Apart from a slight raising of his eyebrows when he looked at her, Charles’s expression didn’t alter. ‘My wife does not lie,’ Charles remarked, joining in the pretence. ‘As you see, she is not marred quite as severely as some are, but the doctor advised her against coming into direct contact with others for fear she might still carry the infection. Maria, get back inside the carriage.’ He issued
the order without taking his eyes off the rabble. She hesitated, but only for a moment, for there was a steely edge to his voice she would ignore at her peril.

‘Now, gentlemen,’ Charles said pleasantly, ‘you will have the goodness to go home to your wives and children. If you refuse, you will leave me with no alternative but to blow your brains out.’

The pistol levelled at them, and one other held by a steady hand in the doorway of the coach, was persuasion enough.
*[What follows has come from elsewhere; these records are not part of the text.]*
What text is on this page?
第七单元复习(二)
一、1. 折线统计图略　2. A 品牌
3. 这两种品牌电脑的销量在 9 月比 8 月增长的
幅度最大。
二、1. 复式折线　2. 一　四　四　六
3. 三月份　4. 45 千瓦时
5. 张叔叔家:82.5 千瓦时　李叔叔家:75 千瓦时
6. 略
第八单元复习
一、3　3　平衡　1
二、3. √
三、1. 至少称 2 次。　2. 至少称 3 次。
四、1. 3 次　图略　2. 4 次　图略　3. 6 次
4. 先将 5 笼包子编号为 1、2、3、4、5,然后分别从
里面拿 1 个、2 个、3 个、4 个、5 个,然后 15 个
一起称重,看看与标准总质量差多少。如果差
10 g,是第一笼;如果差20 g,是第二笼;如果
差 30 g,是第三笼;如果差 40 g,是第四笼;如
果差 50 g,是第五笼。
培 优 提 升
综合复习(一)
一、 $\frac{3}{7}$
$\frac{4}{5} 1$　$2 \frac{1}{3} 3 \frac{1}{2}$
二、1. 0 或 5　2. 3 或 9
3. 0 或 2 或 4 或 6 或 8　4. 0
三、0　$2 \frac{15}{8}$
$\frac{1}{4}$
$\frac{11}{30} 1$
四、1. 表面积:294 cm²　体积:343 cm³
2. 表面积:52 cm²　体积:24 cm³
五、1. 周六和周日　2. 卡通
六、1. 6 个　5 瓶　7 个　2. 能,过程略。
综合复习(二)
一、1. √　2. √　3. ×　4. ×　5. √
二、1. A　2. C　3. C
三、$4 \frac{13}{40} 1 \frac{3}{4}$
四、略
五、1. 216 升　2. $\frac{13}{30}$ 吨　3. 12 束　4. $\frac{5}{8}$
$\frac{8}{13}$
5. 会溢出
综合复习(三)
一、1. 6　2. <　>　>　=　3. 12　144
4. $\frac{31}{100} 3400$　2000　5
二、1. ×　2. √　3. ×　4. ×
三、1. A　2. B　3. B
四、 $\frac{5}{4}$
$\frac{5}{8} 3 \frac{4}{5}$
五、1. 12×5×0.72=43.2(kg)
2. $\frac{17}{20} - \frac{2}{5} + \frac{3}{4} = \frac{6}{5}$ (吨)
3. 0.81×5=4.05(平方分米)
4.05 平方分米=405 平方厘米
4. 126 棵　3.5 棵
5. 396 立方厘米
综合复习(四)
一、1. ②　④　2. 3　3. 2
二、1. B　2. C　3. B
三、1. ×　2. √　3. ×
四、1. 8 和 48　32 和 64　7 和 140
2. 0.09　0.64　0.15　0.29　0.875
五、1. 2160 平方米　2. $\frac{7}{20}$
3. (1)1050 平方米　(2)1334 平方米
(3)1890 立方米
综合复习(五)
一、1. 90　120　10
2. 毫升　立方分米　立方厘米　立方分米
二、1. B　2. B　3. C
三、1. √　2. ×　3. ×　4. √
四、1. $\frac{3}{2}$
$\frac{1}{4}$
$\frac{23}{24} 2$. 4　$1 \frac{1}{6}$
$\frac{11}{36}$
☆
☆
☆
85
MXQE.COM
‘From the look of the Seigneur’s home, you have done enough mischief this day,’ Charles said, softly. ‘I have not done any hunting lately, which is a sport I always enjoy, so do not follow me.’

Then he spun on his heel and walked back to the coach, moving calmly and without haste. The rabble didn’t follow him. He had known they wouldn’t—although he didn’t know whether that was down to the fear of being shot or contracting Maria’s feigned smallpox.